W mediach społecznościowych krążą nagrania z tego felernego lotu. Widać na nich agresywną pasażerkę, która nie panuje nad swoimi emocjami. Jeden z filmików nagrała Samantha Fearon z Manchesteru (Wielka Brytania), która na łamach Daily Mail opowiedziała o całej sytuacji. Awantura wybuchła mniej więcej po godzinie i 20 minutach lotu. Wtedy jedna z pasażerek zaczęła być agresywna. Gdy sytuacja zaczęła robić się niebezpieczna, Samantha zaczęła nagrywać całe zajście.

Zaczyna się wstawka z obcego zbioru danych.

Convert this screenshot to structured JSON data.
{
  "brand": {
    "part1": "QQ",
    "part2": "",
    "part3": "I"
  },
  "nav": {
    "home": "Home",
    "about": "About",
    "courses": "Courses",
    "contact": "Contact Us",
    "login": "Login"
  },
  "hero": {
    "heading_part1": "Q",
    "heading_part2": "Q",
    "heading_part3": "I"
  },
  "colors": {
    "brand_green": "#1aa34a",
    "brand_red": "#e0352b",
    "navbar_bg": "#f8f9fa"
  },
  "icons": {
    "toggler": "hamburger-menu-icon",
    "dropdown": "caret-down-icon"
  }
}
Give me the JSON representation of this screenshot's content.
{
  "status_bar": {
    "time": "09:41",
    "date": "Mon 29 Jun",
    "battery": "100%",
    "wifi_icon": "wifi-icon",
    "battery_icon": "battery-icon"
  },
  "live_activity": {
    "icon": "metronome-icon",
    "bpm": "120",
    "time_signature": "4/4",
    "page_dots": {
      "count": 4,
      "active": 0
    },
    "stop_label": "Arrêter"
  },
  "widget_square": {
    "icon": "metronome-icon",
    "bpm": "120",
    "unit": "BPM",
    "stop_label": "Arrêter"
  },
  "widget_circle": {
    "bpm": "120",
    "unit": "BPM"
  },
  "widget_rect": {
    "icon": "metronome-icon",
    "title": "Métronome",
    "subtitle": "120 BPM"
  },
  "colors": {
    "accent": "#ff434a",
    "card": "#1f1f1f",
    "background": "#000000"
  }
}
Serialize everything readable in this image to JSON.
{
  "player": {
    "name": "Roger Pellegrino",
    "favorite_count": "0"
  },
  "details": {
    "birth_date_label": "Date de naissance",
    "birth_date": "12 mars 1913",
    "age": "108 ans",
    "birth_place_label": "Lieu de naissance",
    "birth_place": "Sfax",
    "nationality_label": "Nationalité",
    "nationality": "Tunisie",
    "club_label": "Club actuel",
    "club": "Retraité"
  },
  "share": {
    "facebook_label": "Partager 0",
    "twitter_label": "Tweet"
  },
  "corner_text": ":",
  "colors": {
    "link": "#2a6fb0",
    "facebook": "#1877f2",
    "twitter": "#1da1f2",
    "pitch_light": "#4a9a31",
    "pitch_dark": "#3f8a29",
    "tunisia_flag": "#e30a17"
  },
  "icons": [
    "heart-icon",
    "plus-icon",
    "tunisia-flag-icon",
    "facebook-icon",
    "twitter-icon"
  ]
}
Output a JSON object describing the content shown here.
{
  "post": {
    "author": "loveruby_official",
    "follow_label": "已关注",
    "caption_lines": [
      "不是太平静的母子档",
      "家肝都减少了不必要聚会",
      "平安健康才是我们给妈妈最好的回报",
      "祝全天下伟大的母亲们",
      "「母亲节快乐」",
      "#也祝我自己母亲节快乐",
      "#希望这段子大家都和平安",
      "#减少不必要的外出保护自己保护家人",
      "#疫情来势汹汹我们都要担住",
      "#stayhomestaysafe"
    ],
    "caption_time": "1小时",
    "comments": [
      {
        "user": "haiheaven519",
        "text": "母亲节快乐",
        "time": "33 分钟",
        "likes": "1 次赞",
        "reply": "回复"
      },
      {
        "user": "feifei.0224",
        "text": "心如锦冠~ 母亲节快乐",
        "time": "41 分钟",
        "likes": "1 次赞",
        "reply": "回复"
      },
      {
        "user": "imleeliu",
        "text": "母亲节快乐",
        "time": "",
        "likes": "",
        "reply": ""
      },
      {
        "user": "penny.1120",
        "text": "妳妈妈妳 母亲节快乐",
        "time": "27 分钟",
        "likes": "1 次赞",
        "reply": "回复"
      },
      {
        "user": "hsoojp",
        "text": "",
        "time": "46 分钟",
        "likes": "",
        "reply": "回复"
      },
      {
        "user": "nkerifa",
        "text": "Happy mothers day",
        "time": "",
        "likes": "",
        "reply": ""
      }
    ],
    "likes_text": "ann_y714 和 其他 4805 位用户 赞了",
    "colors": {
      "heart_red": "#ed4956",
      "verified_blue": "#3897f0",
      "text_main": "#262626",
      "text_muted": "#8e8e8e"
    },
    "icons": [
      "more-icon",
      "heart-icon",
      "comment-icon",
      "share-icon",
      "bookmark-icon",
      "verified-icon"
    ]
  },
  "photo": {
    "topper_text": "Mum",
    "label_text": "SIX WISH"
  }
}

Agresywna pasażerka na pokładzie samolotu
Na nagraniu widać, jak awanturniczka krzyczy na załogę samolotu. Według relacji świadków kobieta w trackie lotu próbowała otworzyć drzwi samolotu. Miała posunąć się także do rękoczynów. Gdy jeden z pasażerów próbował ją uspokoić, uderzyła go w twarz. Jej zachowanie było na tyle nieprzewidywalne, że ludzie bali się o swoje życie.
„Było dużo hałasu. Potem podeszła do przodu samolotu. Była naprawdę zła na personel Jet2 i nie chciała się uspokoić. Jej głos stawał się coraz głośniejszy i bardziej agresywny - krzyczała ludziom w twarz” – relacjonuje inny świadek w rozmowie z Daily Mail.
- Stała przy drzwiach i krzyczała: "Zabierzcie mnie z tego pieprzonego samolotu! Wypuśćcie mnie!" - mówi Samantha.
Przymusowe awaryjne lądowanie w Wiedniu
Załoga Jet2 zdecydowała, że samolot zostanie przekierowany do stolicy Austrii, by kobieta mogła opuścić pokład. Na nagraniu, który przedstawia moment wyjścia kobiety z samolotu, słychać wielką radość pasażerów. Z pewnością w tym momencie wszyscy odetchnęli z dużą ulgą.
„To pierwszy raz, kiedy musieliśmy lądować z powodu kogoś w samolocie” – powiedział jeden ze świadków.
„Personel Jet2 bardzo dobrze poradził sobie z całą sytuacją. Nikt nie mógł pomóc tej nieobliczalnej kobiecie” – dodał.
Z powodu niespodziewanego lądowania samolot do Antalyi dotarł z ponad godzinnym opóźnieniem.
Płaczące dzieci na pokładzie samolotu
Według świadków zdarzenia powodem agresywnego zachowania kobiety były płaczące dzieci na pokładzie.
Sprawę skomentował rzecznik Jet2:
„Jako linia lotnicza przyjazna rodzinie, stosujemy zasadę zerowej tolerancji dla agresywnych zachowań”.